Fire and Ice

In many folk traditions, fire is called the Trickster: the hearth, the center of the home, comfort, warmth, hypnotic calm looking into flames in a fireplace; keep the home-fires burning. Then one day fire, our friend, our helper, pushes, wild against the boundaries we’ve set for it, and destroys everything. Fire, the magical, reassuring transformation of wood into heat, suddenly ravenous, turns our familiar, substantial surroundings into wind and ash. My friends, my former neighbors in Altadena are sifting through that ruin now. 

Here in Ann Arbor, most of a continent away, warm air from the captive, well-behaving fire in my furnace breaks against the frozen cold of a single-pane glass window, and paints it with a streaky coat of ice. On the inside. As many times as Doug has explained the physics of this to me, it still feels astonishing that heat, essentially fire, can do this.

This little window sits alongside the front door. On the other side of that door is winter, not a very snowy one yet, but very cold. I sweep the snow off the porch steps, since otherwise people walking on them emboss footprint-shaped ice patches into the surface, slippery and hard to scrape off. Another mystery of physics: mini-glaciers created by human weight and shoe leather. Or whatever bootsoles are made of these days.

The deer are in the backyard this morning. They circulate around my sleeping garden, breaking through snow and ice with their sharp hooves to get at whatever it is they’re eating. There’s much less of it now, yet they bunch themselves into herds of twelve or fourteen in winter, presumably to share body heat. They have no fire. Is there any animal other than humankind that uses fire? That thought to catch a piece of wildfire and bring it home, to bank it up, to keep it going, to restart it when it failed? To stop it when it over-reached? How brave that first user of fire was, persevering as everyone else ran for their lives. I was going to say it took a long time to learn to control it, but maybe we aren’t there yet. The brave people now are those who come running at need to put it out.

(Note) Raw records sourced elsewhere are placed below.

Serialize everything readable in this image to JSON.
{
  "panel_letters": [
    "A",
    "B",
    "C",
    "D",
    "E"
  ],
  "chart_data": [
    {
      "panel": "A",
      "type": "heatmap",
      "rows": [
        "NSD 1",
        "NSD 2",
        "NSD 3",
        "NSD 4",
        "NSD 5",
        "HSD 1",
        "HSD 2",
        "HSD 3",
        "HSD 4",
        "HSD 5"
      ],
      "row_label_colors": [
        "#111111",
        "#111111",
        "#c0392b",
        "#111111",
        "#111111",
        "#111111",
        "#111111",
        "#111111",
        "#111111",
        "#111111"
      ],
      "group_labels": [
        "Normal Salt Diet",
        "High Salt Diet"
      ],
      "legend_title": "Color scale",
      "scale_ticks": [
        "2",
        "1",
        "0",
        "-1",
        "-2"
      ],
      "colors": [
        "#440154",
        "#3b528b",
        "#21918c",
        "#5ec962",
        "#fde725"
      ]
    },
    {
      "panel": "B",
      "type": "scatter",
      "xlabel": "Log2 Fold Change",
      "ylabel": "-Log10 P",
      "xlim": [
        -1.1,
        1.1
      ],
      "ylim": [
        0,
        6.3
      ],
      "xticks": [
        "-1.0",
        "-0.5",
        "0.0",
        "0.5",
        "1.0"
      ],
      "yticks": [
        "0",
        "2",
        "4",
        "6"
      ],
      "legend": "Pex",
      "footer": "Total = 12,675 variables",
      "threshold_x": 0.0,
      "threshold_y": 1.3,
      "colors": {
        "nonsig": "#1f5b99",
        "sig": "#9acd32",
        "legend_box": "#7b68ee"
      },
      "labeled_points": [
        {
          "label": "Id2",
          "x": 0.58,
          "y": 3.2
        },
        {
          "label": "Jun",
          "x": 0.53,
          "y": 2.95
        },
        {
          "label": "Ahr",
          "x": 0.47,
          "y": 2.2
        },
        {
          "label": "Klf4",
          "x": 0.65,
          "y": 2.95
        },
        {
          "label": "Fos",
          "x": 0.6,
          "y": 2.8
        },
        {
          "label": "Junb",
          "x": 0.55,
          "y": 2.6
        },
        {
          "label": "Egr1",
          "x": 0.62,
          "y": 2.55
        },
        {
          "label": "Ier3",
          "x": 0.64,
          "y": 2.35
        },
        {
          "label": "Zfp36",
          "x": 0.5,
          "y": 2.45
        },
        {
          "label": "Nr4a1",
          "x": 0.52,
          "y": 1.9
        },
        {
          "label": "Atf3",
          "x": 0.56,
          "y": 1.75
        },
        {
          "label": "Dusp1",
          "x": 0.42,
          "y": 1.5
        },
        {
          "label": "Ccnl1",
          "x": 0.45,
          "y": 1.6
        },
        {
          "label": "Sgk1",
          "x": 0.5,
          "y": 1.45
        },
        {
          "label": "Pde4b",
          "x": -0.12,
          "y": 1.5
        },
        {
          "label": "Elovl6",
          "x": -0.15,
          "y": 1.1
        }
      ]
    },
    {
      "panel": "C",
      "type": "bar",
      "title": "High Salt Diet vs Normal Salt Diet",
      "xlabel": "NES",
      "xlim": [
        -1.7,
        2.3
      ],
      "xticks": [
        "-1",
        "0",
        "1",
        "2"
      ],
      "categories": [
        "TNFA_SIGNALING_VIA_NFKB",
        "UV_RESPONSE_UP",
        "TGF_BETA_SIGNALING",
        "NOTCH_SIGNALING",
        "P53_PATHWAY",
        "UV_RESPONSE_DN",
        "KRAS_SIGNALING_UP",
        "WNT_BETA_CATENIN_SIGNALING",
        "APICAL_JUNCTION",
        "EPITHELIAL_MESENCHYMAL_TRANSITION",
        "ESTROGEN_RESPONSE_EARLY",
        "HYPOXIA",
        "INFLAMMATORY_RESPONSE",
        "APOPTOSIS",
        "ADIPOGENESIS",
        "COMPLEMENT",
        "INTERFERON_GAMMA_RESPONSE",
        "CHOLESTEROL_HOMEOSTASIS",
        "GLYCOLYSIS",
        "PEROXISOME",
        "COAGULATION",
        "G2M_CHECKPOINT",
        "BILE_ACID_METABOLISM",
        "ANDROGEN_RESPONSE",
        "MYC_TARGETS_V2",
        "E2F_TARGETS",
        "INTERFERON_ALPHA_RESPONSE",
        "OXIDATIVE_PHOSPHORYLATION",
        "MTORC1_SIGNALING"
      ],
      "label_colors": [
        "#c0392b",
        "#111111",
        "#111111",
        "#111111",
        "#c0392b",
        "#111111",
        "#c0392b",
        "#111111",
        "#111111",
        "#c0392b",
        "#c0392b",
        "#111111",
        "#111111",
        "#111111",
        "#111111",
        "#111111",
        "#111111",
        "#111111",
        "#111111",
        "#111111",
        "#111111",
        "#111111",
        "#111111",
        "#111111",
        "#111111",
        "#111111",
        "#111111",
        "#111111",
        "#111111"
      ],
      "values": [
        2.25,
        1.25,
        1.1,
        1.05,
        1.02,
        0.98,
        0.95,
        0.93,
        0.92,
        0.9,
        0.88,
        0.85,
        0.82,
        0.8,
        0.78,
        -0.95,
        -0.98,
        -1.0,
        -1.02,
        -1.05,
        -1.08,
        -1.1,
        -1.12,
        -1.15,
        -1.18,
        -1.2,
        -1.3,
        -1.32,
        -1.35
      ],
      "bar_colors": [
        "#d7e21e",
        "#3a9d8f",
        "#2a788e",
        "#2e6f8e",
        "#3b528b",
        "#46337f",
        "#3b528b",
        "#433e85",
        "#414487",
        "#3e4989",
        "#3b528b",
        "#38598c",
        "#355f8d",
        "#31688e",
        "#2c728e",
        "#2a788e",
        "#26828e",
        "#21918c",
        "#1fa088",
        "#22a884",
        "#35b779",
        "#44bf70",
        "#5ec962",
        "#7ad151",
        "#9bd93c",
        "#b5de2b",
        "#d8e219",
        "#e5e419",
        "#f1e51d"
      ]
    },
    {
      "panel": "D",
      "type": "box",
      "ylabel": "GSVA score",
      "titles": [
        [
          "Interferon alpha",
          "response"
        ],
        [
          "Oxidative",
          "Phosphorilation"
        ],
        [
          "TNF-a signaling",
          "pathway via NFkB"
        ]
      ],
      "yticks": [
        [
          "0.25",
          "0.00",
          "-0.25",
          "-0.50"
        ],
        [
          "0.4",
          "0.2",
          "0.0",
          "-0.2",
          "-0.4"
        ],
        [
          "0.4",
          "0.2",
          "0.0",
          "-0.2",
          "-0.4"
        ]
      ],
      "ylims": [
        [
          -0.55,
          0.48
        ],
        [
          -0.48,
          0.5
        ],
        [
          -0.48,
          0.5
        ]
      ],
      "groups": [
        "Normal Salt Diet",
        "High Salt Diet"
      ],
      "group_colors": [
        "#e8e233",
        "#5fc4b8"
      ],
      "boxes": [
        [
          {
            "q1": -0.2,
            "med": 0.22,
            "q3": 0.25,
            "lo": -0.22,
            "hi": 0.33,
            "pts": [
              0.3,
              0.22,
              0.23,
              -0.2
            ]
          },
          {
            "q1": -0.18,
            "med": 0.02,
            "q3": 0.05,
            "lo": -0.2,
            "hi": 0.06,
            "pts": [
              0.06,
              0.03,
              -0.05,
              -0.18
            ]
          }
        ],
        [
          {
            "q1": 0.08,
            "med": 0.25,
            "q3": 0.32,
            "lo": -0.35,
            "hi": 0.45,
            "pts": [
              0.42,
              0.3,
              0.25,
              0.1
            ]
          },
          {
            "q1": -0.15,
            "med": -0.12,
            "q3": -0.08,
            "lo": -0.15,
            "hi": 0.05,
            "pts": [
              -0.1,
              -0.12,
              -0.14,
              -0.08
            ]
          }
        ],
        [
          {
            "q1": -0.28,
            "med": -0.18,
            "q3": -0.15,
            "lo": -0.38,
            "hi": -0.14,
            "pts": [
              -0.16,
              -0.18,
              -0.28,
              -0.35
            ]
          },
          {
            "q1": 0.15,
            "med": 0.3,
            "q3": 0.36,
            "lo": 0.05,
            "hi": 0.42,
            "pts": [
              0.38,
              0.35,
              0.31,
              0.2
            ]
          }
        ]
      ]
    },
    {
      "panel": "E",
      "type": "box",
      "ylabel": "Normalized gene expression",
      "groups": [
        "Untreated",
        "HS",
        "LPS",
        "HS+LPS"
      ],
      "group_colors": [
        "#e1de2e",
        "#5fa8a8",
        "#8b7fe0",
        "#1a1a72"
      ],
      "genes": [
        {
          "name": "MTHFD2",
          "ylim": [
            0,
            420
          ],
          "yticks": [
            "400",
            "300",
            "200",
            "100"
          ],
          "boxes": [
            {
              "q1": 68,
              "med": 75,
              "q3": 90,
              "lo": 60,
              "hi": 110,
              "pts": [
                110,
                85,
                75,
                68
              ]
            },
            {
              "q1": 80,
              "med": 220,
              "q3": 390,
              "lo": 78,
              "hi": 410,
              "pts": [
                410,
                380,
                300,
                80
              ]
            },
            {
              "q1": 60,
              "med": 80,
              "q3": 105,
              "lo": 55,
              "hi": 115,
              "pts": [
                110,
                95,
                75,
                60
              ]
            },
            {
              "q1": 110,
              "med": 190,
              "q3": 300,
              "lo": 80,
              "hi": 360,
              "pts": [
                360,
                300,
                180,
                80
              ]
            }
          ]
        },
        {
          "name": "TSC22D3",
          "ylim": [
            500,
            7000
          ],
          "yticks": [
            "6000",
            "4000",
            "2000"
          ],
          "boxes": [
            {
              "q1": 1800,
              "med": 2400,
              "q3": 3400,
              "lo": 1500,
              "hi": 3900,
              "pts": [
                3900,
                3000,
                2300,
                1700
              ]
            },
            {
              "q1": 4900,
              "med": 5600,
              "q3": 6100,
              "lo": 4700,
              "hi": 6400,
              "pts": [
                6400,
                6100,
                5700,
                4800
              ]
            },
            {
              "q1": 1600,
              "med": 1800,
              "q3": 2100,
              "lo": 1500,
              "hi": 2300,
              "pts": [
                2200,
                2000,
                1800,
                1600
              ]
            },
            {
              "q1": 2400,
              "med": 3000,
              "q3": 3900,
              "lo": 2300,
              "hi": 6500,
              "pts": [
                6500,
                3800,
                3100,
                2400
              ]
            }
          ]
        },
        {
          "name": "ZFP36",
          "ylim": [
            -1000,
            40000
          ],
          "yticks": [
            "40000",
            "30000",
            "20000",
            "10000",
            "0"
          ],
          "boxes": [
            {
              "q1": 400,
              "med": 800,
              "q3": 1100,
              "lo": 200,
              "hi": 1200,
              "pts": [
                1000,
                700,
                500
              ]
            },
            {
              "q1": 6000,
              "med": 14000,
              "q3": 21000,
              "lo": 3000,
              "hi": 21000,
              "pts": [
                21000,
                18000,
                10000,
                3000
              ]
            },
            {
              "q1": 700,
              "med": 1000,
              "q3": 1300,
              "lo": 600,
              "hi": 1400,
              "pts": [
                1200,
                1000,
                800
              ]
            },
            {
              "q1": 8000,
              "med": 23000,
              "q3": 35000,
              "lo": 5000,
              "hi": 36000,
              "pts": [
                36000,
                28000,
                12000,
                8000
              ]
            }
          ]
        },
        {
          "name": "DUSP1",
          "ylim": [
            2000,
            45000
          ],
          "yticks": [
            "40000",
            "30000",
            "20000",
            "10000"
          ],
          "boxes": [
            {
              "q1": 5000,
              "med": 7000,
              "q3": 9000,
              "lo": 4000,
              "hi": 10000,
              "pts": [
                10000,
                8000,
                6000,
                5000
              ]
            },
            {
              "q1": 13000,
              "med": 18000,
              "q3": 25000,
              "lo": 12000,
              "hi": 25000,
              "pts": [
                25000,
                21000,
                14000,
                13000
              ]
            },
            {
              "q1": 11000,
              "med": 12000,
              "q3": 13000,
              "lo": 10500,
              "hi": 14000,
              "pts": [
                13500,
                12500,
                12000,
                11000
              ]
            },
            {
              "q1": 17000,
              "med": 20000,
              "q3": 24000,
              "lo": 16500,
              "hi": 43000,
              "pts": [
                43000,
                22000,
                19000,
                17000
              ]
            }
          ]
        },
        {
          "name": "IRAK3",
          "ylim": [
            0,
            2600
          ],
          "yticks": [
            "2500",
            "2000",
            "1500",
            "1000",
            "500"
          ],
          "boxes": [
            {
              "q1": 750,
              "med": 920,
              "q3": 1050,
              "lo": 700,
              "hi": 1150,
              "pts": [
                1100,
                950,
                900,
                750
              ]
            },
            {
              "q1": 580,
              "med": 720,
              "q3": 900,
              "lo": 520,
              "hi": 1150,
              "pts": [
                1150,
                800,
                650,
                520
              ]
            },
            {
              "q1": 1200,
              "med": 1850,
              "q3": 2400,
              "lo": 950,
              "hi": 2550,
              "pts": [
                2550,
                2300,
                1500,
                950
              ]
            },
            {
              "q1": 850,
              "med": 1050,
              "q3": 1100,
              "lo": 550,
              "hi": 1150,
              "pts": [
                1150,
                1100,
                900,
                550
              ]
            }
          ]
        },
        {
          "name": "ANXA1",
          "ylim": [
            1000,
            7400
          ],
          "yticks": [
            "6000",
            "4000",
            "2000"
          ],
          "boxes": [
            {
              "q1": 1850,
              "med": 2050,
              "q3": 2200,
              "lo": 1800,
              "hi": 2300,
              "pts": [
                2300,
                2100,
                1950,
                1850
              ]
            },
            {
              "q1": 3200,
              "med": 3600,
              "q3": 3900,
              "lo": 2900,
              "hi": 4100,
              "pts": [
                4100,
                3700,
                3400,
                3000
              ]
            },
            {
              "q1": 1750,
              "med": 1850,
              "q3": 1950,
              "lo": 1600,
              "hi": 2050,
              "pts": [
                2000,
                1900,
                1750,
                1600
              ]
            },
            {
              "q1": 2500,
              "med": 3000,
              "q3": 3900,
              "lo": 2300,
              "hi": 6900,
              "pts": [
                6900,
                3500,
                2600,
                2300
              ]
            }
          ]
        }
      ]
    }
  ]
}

What Would You Take With You

When I lived in Altadena, no one in the rest of the country had heard of it. Uphill from Pasadena, just like it sounds, it sits on the skirt-hems of those mountains that backdrop the Rose Parade, comfortably anonymous. It was anonymous as usual this year on New Year’s Day; one week later wildfires called Altadena’s name. The whole country’s heard of it now.

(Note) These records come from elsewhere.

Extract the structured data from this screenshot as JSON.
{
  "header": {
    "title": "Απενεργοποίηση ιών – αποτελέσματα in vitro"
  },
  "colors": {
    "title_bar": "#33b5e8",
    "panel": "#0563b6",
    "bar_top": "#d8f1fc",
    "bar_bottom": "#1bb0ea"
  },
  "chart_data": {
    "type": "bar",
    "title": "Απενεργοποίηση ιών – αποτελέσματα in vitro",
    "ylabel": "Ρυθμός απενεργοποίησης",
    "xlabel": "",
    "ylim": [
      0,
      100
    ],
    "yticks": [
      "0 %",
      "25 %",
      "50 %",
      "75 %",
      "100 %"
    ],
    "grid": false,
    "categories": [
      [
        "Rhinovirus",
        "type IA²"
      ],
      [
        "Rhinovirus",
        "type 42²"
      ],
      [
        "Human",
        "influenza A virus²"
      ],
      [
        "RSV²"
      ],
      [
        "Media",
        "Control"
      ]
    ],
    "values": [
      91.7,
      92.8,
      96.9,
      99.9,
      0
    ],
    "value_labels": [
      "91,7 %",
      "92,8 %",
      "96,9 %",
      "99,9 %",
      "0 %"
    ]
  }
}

So here’s my question: you have to evacuate under “immediate threat to life.” What do you take with you? Would you have a better list if you thought it through ahead of time, or would facing the moment of truth give you clarity, and focus? Official lists of what to take feature things like birth certificates, marriage certificates, title deeds, and insurance documents. Really? My entire desk does not fit in my car, and surely these things are replaceable. An extremely organized person might have them all in one big envelope, or maybe have photos of them all on their phone. Too late now.

Clothing, though replaceable, is on the list since it’s an immediate need. My friend Jean once told me of a time when she faced an evacuation “warning,” which means there’s more time. She went to her children’s closets and pulled out clothing for them; went to her husband’s closet and pulled out clothing for him; then went to her own closet, took a look, said “Nah,” and closed the door. I greatly respect her ability to see opportunity in the prospect of loss. She did not, in fact, have to evacuate. I always hoped she went out and bought some new clothes anyway.

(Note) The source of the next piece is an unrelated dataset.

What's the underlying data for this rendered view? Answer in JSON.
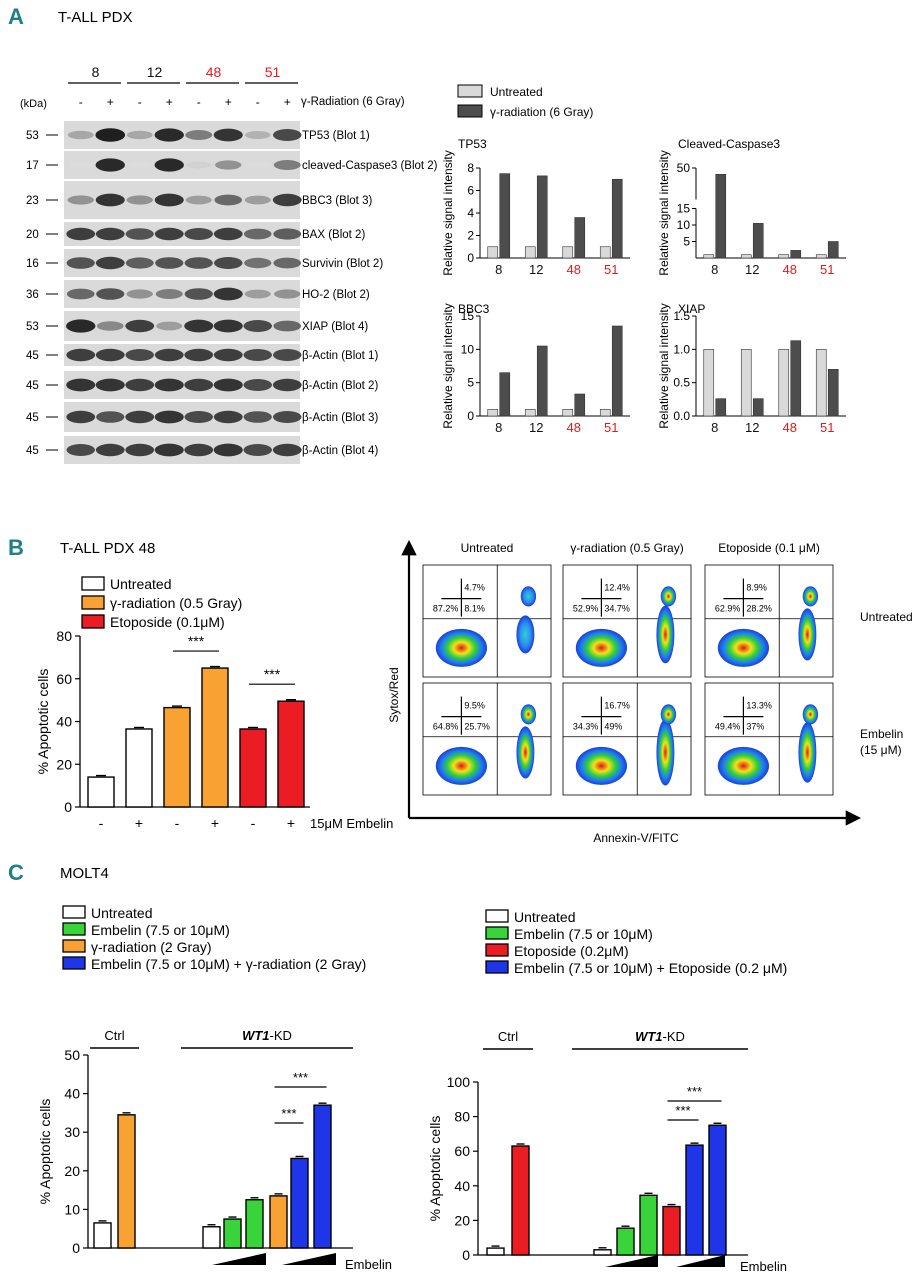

But what about the irreplaceable? People sometimes make the error of assuming that, since I’m a poet, I don’t value material things. Wrong. Poets love things. Keats wrote “A thing of beauty is a joy forever.” Williams wrote “no ideas but in things.” Pablo Neruda, an avowed communist, wrote odes – scads of odes – to material things. He loved them he said, for “the trace of someone’s fingers/ on their handle or surface.” The Christmas ornaments my children made when they were small; the quilts my grandmother made for me; the antique windowseat my father and I refinished together when I was a teenager: irreplaceable. They are safe with me here, in Ann Arbor, but I can only imagine how it would feel to lose them in ash and chaos. “Evacuate” has in it the root for vacuum: empty. Let’s hope the time comes soon when Altadena fills itself back up, and returns to anonymity.